俺? 俺はコーチとして責任のほとんどを被らされています。
「とにかく、お店の中ではお静かにお願いします。そもそも、これほど慕われているならやり方は沢山あるはずです」
「いえ、私達は剣神様の一番を狙っています。だから、友達であり敵である線引きが難しい仲で」
「でも、同じ目的があるのよね? 方後さんに水着の意見を聞きたいのでしょう?」
「それは、そうなんですが」
へえ。といった、デパートのお姉さんの目がキランと光る。
「じゃあ、こうしたら? 水着コーナーの一部を借りて方後さんが独断と偏見で意見を言う、小規模水着審査会とかどう?」
え、俺のフェチを大公開させられる、あなたは鬼だったのか、デパートのお姉さん?
『何それ楽しそうですわ‼ やりましょう! きっとあの人も喜ぶ!』
食いついてきたのは、『丈様をきちんとわけあい隊』の一筋縄ではいかない一年生だ。
俺が好きだと言っているが、それはそれ、これはこれで。他のグループにも片足を突っ込んでいる女子生徒である。

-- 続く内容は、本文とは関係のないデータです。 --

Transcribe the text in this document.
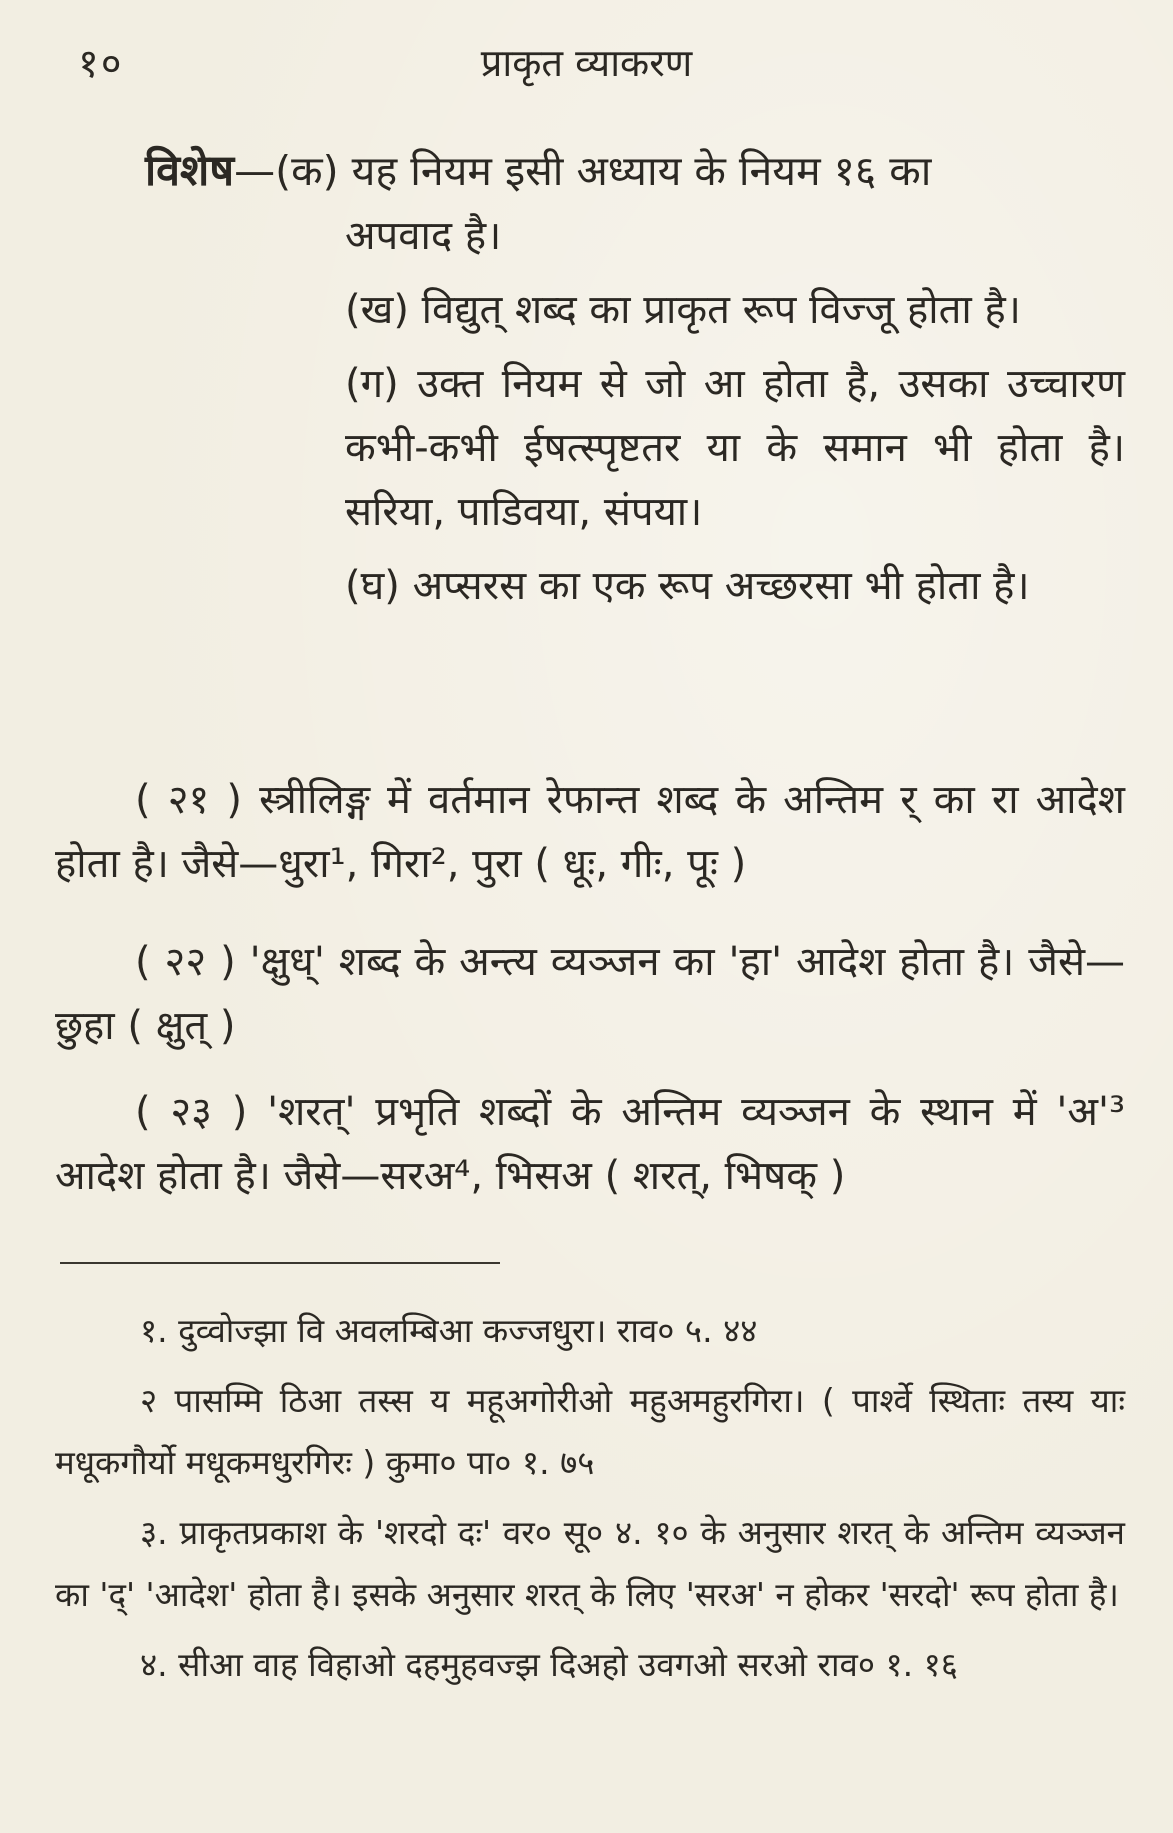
१०	प्राकृत व्याकरण
विशेष—(क) यह नियम इसी अध्याय के नियम १६ का
अपवाद है।
(ख) विद्युत् शब्द का प्राकृत रूप विज्जू होता है।
(ग) उक्त नियम से जो आ होता है, उसका उच्चारण कभी-कभी ईषत्स्पृष्टतर या के समान भी होता है। सरिया, पाडिवया, संपया।
(घ) अप्सरस का एक रूप अच्छरसा भी होता है।

( २१ ) स्त्रीलिङ्ग में वर्तमान रेफान्त शब्द के अन्तिम र् का रा आदेश होता है। जैसे—धुरा¹, गिरा², पुरा ( धूः, गीः, पूः )

( २२ ) 'क्षुध्' शब्द के अन्त्य व्यञ्जन का 'हा' आदेश होता है। जैसे—छुहा ( क्षुत् )

( २३ ) 'शरत्' प्रभृति शब्दों के अन्तिम व्यञ्जन के स्थान में 'अ'³ आदेश होता है। जैसे—सरअ⁴, भिसअ ( शरत्, भिषक् )

१. दुव्वोज्झा वि अवलम्बिआ कज्जधुरा। राव० ५. ४४
२ पासम्मि ठिआ तस्स य महूअगोरीओ महुअमहुरगिरा। ( पार्श्वे स्थिताः तस्य याः मधूकगौर्यो मधूकमधुरगिरः ) कुमा० पा० १. ७५
३. प्राकृतप्रकाश के 'शरदो दः' वर० सू० ४. १० के अनुसार शरत् के अन्तिम व्यञ्जन का 'द्' 'आदेश' होता है। इसके अनुसार शरत् के लिए 'सरअ' न होकर 'सरदो' रूप होता है।
४. सीआ वाह विहाओ दहमुहवज्झ दिअहो उवगओ सरओ राव० १. १६
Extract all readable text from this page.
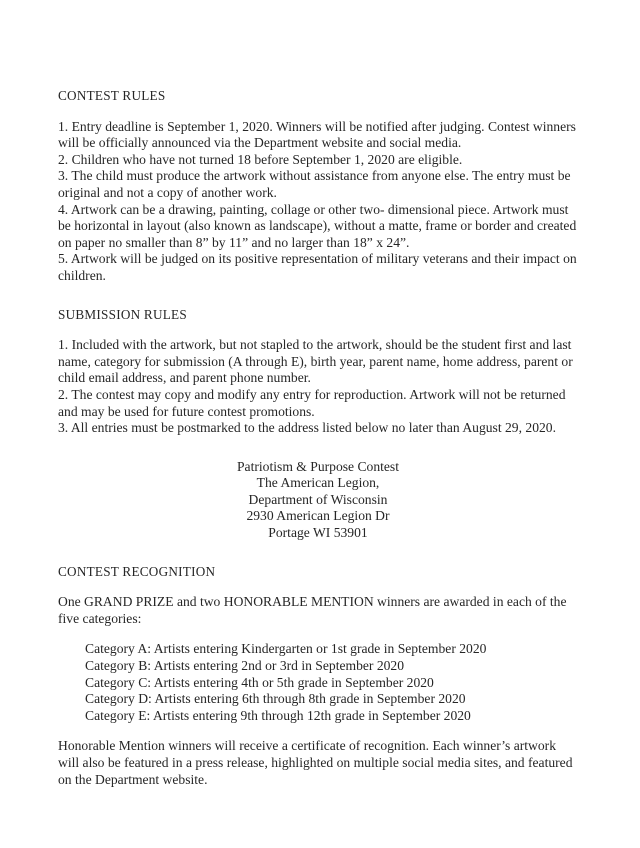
CONTEST RULES

1. Entry deadline is September 1, 2020. Winners will be notified after judging. Contest winners will be officially announced via the Department website and social media.

2. Children who have not turned 18 before September 1, 2020 are eligible.

3. The child must produce the artwork without assistance from anyone else. The entry must be original and not a copy of another work.

4. Artwork can be a drawing, painting, collage or other two- dimensional piece. Artwork must be horizontal in layout (also known as landscape), without a matte, frame or border and created on paper no smaller than 8” by 11” and no larger than 18” x 24”.

5. Artwork will be judged on its positive representation of military veterans and their impact on children.

SUBMISSION RULES

1. Included with the artwork, but not stapled to the artwork, should be the student first and last name, category for submission (A through E), birth year, parent name, home address, parent or child email address, and parent phone number.

2. The contest may copy and modify any entry for reproduction. Artwork will not be returned and may be used for future contest promotions.

3. All entries must be postmarked to the address listed below no later than August 29, 2020.

Patriotism & Purpose Contest
The American Legion,
Department of Wisconsin
2930 American Legion Dr
Portage WI 53901
CONTEST RECOGNITION

One GRAND PRIZE and two HONORABLE MENTION winners are awarded in each of the five categories:

Category A: Artists entering Kindergarten or 1st grade in September 2020
Category B: Artists entering 2nd or 3rd in September 2020
Category C: Artists entering 4th or 5th grade in September 2020
Category D: Artists entering 6th through 8th grade in September 2020
Category E: Artists entering 9th through 12th grade in September 2020

Honorable Mention winners will receive a certificate of recognition. Each winner’s artwork will also be featured in a press release, highlighted on multiple social media sites, and featured on the Department website.
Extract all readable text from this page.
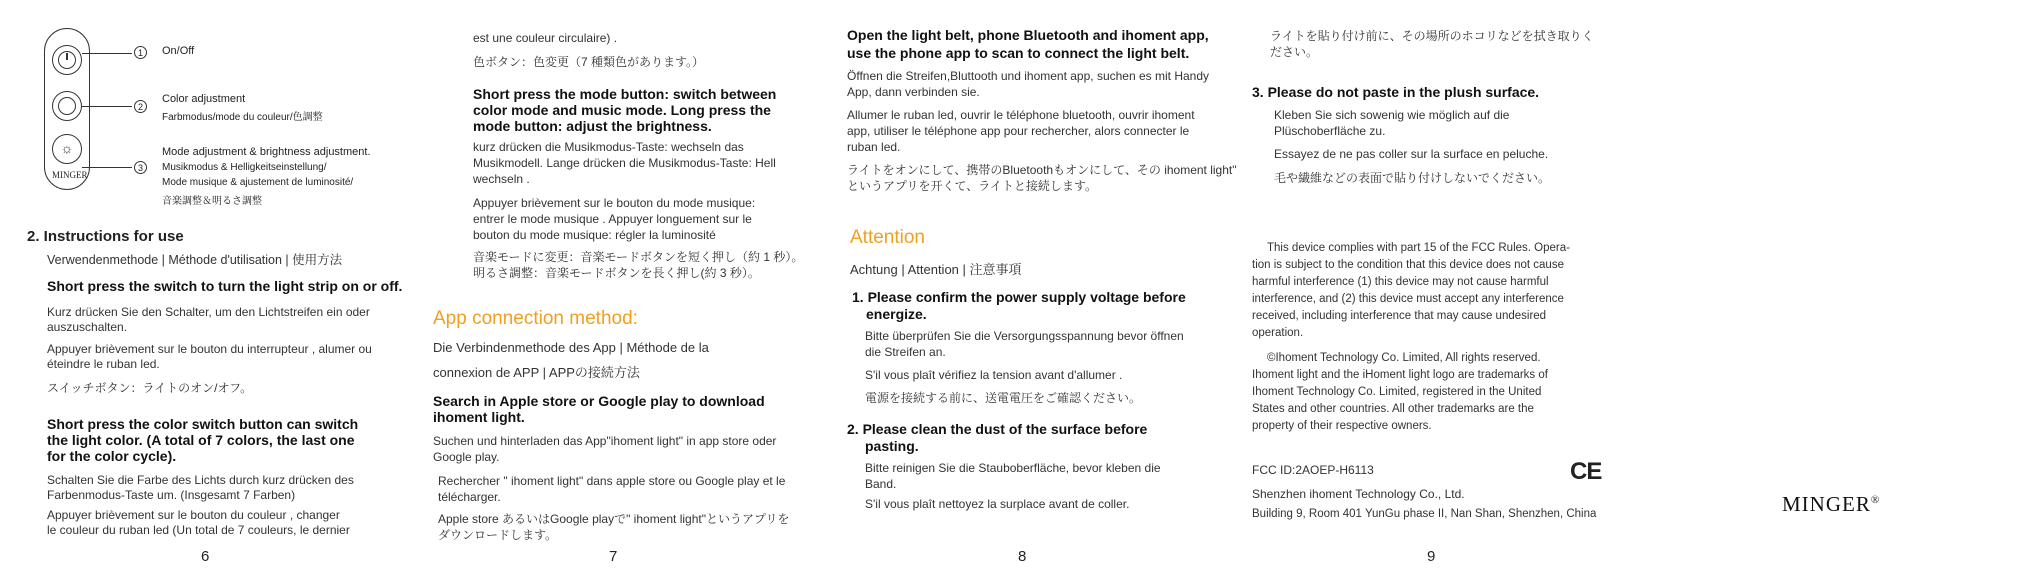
☼
MINGER
1
2
3
On/Off
Color adjustment
Farbmodus/mode du couleur/色調整
Mode adjustment & brightness adjustment.
Musikmodus & Helligkeitseinstellung/
Mode musique & ajustement de luminosité/
音楽調整＆明るさ調整
2. Instructions for use
Verwendenmethode | Méthode d'utilisation | 使用方法
Short press the switch to turn the light strip on or off.
Kurz drücken Sie den Schalter, um den Lichtstreifen ein oder
auszuschalten.
Appuyer brièvement sur le bouton du interrupteur , alumer ou
éteindre le ruban led.
スイッチボタン：ライトのオン/オフ。
Short press the color switch button can switch
the light color. (A total of 7 colors, the last one
for the color cycle).
Schalten Sie die Farbe des Lichts durch kurz drücken des
Farbenmodus-Taste um. (Insgesamt 7 Farben)
Appuyer brièvement sur le bouton du couleur , changer
le couleur du ruban led (Un total de 7 couleurs, le dernier
6
est une couleur circulaire) .
色ボタン：色変更（7 種類色があります。）
Short press the mode button: switch between
color mode and music mode. Long press the
mode button: adjust the brightness.
kurz drücken die Musikmodus-Taste: wechseln das
Musikmodell. Lange drücken die Musikmodus-Taste: Hell
wechseln .
Appuyer brièvement sur le bouton du mode musique:
entrer le mode musique . Appuyer longuement sur le
bouton du mode musique: régler la luminosité
音楽モードに変更：音楽モードボタンを短く押し（約 1 秒）。
明るさ調整：音楽モードボタンを長く押し(約 3 秒）。
App connection method:
Die Verbindenmethode des App | Méthode de la
connexion de APP | APPの接続方法
Search in Apple store or Google play to download
ihoment light.
Suchen und hinterladen das App"ihoment light" in app store oder
Google play.
Rechercher " ihoment light" dans apple store ou Google play et le
télécharger.
Apple store あるいはGoogle playで" ihoment light"というアプリを
ダウンロードします。
7
Open the light belt, phone Bluetooth and ihoment app,
use the phone app to scan to connect the light belt.
Öffnen die Streifen,Bluttooth und ihoment app, suchen es mit Handy
App, dann verbinden sie.
Allumer le ruban led, ouvrir le téléphone bluetooth, ouvrir ihoment
app, utiliser le téléphone app pour rechercher, alors connecter le
ruban led.
ライトをオンにして、携帯のBluetoothもオンにして、その ihoment light"
というアプリを开くて、ライトと接続します。
Attention
Achtung | Attention | 注意事項
1. Please confirm the power supply voltage before
energize.
Bitte überprüfen Sie die Versorgungsspannung bevor öffnen
die Streifen an.
S'il vous plaît vérifiez la tension avant d'allumer .
電源を接続する前に、送電電圧をご確認ください。
2. Please clean the dust of the surface before
pasting.
Bitte reinigen Sie die Stauboberfläche, bevor kleben die
Band.
S'il vous plaît nettoyez la surplace avant de coller.
8
ライトを貼り付け前に、その場所のホコリなどを拭き取りく
ださい。
3. Please do not paste in the plush surface.
Kleben Sie sich sowenig wie möglich auf die
Plüschoberfläche zu.
Essayez de ne pas coller sur la surface en peluche.
毛や繊維などの表面で貼り付けしないでください。
This device complies with part 15 of the FCC Rules. Opera-
tion is subject to the condition that this device does not cause
harmful interference (1) this device may not cause harmful
interference, and (2) this device must accept any interference
received, including interference that may cause undesired
operation.
©Ihoment Technology Co. Limited, All rights reserved.
Ihoment light and the iHoment light logo are trademarks of
Ihoment Technology Co. Limited, registered in the United
States and other countries. All other trademarks are the
property of their respective owners.
FCC ID:2AOEP-H6113	CE
Shenzhen ihoment Technology Co., Ltd.
Building 9, Room 401 YunGu phase II, Nan Shan, Shenzhen, China
9
MINGER®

過去の経験上、危ないんじゃないかと一回伝えたことがあるが、社会に出るには必要な力なんですとか言っていったな。
「よし、参加は自由だから、日曜日に審査会を始めましょう。優勝者には水着一式プレゼントするわ。もちろん参加賞というほどでもないけど、試着した水着で出たら、それは定価の三十パーセントオフよ‼」
わあ、お金に困ってないはずなのに、目が輝いている。
もしかして、お金では買えない物を買う算段が付いたのですかね。
そして、意地悪い顔をしている、お姉さん。
「日曜日にやったら、今この近くに来ている男どもを釣れる、運がきてる、いいアイディアよ私! ついでに安全性を確保するという建前でポイントカードを作った人限定での観覧にしよう!」
大変だ、世良さん出番です。言っちゃってください!
俺で遊ぼうとしている女性たちに天罰を!
「ちょっと待って! 私は別に、丈が他の女の子と少しぐらい一緒にいても構わないんだから! 勝手に丈に聞くわ!」
「ボクも、同意見だ。方後君を独り占めできると思ってはいない!」
「そう、丈さんの一番の称号を諦めるのね」
う、と言葉を濁らせる世良とキーラ。苦し紛れだったが、世良は何とか言葉を返す。
「そ、れは。これは姉様の一番を手に入れるため、だから」
「お姉さんは知らないけど、このチャンスで公に丈さんを手に入れればもっとその人に近づけるんじゃないかな?」
「やってやる、絶対一番とる‼ ははははは、姉様のためなら何でもしゅる!」
「井谷さ~ん!」
最終的に多対一で、キーラも飲まれてしまったよ。
おみくじは信じていなかったけど、これからは引きに行こう。
特に女難の部分はしっかり確認しようとそっと心のメモに書き記した。